O Presidente da República atacou o Tribunal de Contas (TdC) com argumentos desprovidos de sentido. Marcelo Rebelo de Sousa assumiu-se esta semana como caixa de ressonância do Governo, quanto à necessidade de uma reforma legislativa para separar as funções de decisão política e de controlo jurisdicional da legalidade da despesa pública, competência do TdC. Foi particularmente infeliz, porque escolheu um caso em que a má-prática e a vergonha se concentraram do lado do poder político, com uma lei feita à medida.
O Governo prepara-se para limitar os poderes do TdC por via legislativa. «Um tribunal serve para verificar a legalidade dos atos praticados, não para se substituir ao decisor político ou administrativo. O que nós queremos é que funcione de acordo com a sua função jurisdicional», expôs Gonçalo Matias, ministro Adjunto e para a reforma do Estado na Assembleia da República.
Marcelo Rebelo de Sousa aproveitou uma visita às obras de reconversão do antigo Matadouro do Porto para exprimir a mesma preocupação. «O Tribunal de Contas entendeu que, ao verificar se era cumprida a lei, podia ir mais longe e pôr em questão porque é que era para a cultura, porque é que era aqui, porque não era noutro sítio – o que é uma competência dos autarcas», criticou o Presidente da República. Em causa, a recusa inicial, por parte do TdC, de conceder visto prévio a esse projeto, orçado em 40 milhões de euros, através do qual a Mota-Engil se propõe transformar o antigo matadouro, em Campanhã, num centro empresarial e cultural, com 11 edifícios de escritórios, restaurantes, galerias de arte e museus.

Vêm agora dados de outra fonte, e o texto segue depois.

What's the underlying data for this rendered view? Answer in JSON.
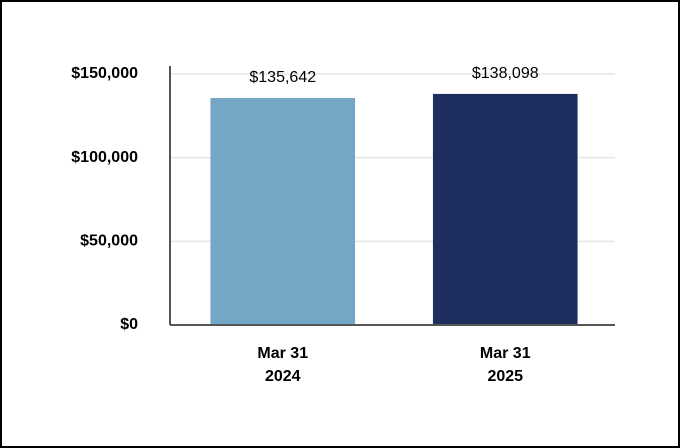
{
  "chart_data": {
    "type": "bar",
    "categories": [
      [
        "Mar 31",
        "2024"
      ],
      [
        "Mar 31",
        "2025"
      ]
    ],
    "values": [
      135642,
      138098
    ],
    "value_labels": [
      "$135,642",
      "$138,098"
    ],
    "colors": [
      "#74a6c6",
      "#1e2e5e"
    ],
    "ylim": [
      0,
      150000
    ],
    "yticks": [
      {
        "value": 0,
        "label": "$0"
      },
      {
        "value": 50000,
        "label": "$50,000"
      },
      {
        "value": 100000,
        "label": "$100,000"
      },
      {
        "value": 150000,
        "label": "$150,000"
      }
    ],
    "grid": true
  }
}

Se fosse verdadeiro, o exemplo dado pelo chefe de Estado seria particularmente demonstrativo da exorbitância e até de um abuso de poder por parte dos juízes. Na realidade, foi o Governo a violar a separação de poderes, com o beneplácito do Presidente.
Como em qualquer boa intriga, um facto verdadeiro ajuda a credibilizar uma narrativa falsa. Em 2019, o TdC recusou dar visto prévio ao projeto de reconversão do matadouro, proposto pela Câmara Municipal do Porto, liderada por Rui Moreira. O acórdão, no entanto, fundamentou o chumbo com argumentos estritamente jurídicos: a violação do regime jurídico das parcerias público-privadas (RJPPP), designadamente pela falta de estudos prévios quanto à viabilidade e vantagem económica do projeto, impostos por essa lei da Assembleia da República.
Um ano depois, o mesmo TdC viria a dar luz verde ao matadouro, por acórdão do plenário de juízes da 1.ª Secção, cuja competência é, precisamente, conceder ou recusar visto a contratos do Estado central, administração pública e autarquias. Os juízes, mais uma vez, fundamentaram a decisão com argumentos jurídicos. A lei tinha, entretanto, mudado.
Depois do chumbo inicial dos juízes, o governo de António Costa publicou uma alteração ao RGPPP, através do decreto-lei 170/2019, devidamente promulgado pelo Presidente da República. Esse diploma libertava os municípios da aplicação do RJPPP. Primeira curiosidade: tinha efeitos retroativos. Segunda, mais escandalosa: foi revogado três meses depois de o TdC, em sede de recurso, dar luz verde à reconversão do matadouro de Campanhã.
Na prática, esse decreto foi uma lei à medida, criticada na literatura científica, designadamente pelo professor de Direito Rui Medeiros. «A questão atinge o cerne do Estado de Direito, que tem no seu núcleo a separação de poderes», comentou o juiz Pestana de Vasconcelos, num livro sobre o poder de fiscalização prévia do TdC. Este autor, que despacha processos na 1.ª Secção do TdC, criticou a possibilidade de o poder político usar a via legislativa para reverter sanções financeiras ou mesmo penais, com efeitos retroativos.